Que ce soit les commerçants, les producteurs ou les artisans, tous ont signé la pétition qui a récolté quelques 1 808 signatures. Le Président de l’association Cap Saint-Trojan, François Bargain, qui a officiellement remis le manifeste au maire, Pascal Mossicot estime que «c’est un projet crucial pour l’avenir de son village, très enclavé, limité dans son développement sur un territoire occupé en grande partie par la forêt ». Ce projet sera certainement difficile à défendre dans la mesure où les établissements de jeux évoluent actuellement dans un contexte économique préoccupant. En effet, depuis l’interdiction de fumer dans les lieux publics au 1er janvier 2008, la crise économique actuelle, et l’ouverture à la concurrence des jeux en ligne prévue probablement pour l’été 2010, les casinos ont dû innover afin de démarquer leurs établissements. Ainsi, des lieux adaptés aux fumeurs ont été créés au sein de ces maisons de jeux, des machines à sous avec des mises minimes ont été installées et certains casinotiers ont mis en place de gros jackpots. C’est le cas du casino Partouche qui a créé l’évènement avec son Mégapot qui a beaucoup fait parler de lui ces derniers mois puisque les gains concurrencent ceux des loteries nationales.

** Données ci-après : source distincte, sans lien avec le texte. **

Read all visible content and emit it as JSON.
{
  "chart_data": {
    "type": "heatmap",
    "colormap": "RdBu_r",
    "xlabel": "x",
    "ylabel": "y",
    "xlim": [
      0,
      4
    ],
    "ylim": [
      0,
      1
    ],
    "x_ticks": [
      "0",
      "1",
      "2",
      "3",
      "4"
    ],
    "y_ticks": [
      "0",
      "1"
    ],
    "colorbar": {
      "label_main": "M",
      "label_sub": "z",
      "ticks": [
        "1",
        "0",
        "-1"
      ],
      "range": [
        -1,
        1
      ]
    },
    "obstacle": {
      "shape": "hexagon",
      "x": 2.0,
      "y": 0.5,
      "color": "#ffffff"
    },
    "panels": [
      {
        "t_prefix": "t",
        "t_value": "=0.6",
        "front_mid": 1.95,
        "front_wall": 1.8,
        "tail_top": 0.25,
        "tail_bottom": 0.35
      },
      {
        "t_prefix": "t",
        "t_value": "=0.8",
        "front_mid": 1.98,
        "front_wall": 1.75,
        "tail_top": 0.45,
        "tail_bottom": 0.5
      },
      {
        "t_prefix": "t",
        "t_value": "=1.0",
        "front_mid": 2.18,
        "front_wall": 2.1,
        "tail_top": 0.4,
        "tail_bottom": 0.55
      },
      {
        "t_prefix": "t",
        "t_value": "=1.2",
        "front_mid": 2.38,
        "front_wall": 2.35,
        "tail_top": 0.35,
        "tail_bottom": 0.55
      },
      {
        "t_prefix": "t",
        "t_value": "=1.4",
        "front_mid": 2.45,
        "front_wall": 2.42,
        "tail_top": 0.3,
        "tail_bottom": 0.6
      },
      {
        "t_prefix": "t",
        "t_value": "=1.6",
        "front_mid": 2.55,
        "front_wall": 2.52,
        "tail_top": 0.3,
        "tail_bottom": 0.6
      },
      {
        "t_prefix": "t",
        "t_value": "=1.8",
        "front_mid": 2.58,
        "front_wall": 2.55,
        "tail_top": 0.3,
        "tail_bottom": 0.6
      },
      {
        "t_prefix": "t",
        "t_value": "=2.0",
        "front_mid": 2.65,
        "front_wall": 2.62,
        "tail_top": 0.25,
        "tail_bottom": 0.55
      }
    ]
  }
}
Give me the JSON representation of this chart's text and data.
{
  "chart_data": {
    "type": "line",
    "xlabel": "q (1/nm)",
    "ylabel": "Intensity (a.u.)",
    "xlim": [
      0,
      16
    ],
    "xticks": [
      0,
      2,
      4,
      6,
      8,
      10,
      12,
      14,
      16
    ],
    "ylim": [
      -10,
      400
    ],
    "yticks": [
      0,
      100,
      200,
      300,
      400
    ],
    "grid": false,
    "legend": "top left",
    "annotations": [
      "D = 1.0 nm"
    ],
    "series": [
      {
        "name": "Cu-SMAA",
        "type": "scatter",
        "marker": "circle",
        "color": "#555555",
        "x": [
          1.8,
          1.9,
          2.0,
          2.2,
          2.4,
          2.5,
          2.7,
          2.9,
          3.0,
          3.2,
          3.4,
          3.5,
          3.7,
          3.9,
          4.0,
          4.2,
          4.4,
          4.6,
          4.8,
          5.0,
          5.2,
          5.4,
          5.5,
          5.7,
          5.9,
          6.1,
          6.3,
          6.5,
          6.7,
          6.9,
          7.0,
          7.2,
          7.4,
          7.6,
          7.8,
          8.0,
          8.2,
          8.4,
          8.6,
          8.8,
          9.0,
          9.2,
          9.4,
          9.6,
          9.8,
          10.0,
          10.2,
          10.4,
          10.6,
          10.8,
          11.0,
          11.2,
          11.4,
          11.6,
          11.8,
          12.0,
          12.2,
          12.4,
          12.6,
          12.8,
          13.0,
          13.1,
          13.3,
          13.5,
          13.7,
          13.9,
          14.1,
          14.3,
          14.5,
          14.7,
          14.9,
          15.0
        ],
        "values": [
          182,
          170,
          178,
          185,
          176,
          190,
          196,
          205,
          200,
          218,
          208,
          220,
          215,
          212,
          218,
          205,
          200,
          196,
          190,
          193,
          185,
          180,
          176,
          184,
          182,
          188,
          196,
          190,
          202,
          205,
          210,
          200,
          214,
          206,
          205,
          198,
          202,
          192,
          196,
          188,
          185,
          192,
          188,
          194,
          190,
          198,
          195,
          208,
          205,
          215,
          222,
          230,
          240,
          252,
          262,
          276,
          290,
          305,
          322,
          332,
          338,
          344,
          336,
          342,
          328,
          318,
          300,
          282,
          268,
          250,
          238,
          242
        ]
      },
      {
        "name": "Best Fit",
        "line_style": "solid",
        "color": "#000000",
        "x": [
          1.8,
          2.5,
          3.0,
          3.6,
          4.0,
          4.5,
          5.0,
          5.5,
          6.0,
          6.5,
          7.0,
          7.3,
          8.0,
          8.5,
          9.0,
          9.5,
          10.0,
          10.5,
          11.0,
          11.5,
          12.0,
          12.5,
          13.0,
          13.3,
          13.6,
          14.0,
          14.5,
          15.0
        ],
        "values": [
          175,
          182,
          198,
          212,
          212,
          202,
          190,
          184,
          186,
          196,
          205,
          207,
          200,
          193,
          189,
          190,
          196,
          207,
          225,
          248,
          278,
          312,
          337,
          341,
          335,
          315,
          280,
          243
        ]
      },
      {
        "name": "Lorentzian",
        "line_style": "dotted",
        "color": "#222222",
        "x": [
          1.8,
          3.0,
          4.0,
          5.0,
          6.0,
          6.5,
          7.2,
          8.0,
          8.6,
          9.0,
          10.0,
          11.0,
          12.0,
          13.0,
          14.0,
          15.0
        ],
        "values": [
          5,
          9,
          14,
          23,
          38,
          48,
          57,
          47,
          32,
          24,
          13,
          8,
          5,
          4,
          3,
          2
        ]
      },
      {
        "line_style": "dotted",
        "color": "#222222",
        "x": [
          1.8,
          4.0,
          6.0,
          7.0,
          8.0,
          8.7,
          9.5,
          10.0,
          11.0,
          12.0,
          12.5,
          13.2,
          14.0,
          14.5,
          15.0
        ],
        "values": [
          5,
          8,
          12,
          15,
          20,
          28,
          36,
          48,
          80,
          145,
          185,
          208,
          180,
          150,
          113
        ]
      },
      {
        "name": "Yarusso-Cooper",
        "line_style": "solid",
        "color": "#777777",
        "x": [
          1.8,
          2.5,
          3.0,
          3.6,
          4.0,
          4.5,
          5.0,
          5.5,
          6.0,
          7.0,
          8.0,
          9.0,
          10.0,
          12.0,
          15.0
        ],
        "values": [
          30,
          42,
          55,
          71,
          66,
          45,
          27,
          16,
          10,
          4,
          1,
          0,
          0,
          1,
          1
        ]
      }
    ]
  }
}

Le maire de Saint-Trojan-Les-Bains voit pourtant dans la création de ce casino une très belle opportunité pour sa commune qui pourra attirer de nombreux touristes. Tous les éléments mettant en avant l’intérêt économique mais également collectif sont venus renforcer ce troisième permis qui doit faire l’objet d’un recours auprès du Tribunal Administratif au cours du premier trimestre 2010. Cette requête, dont le préfet sera informé par courrier, espère trouver une issue favorable.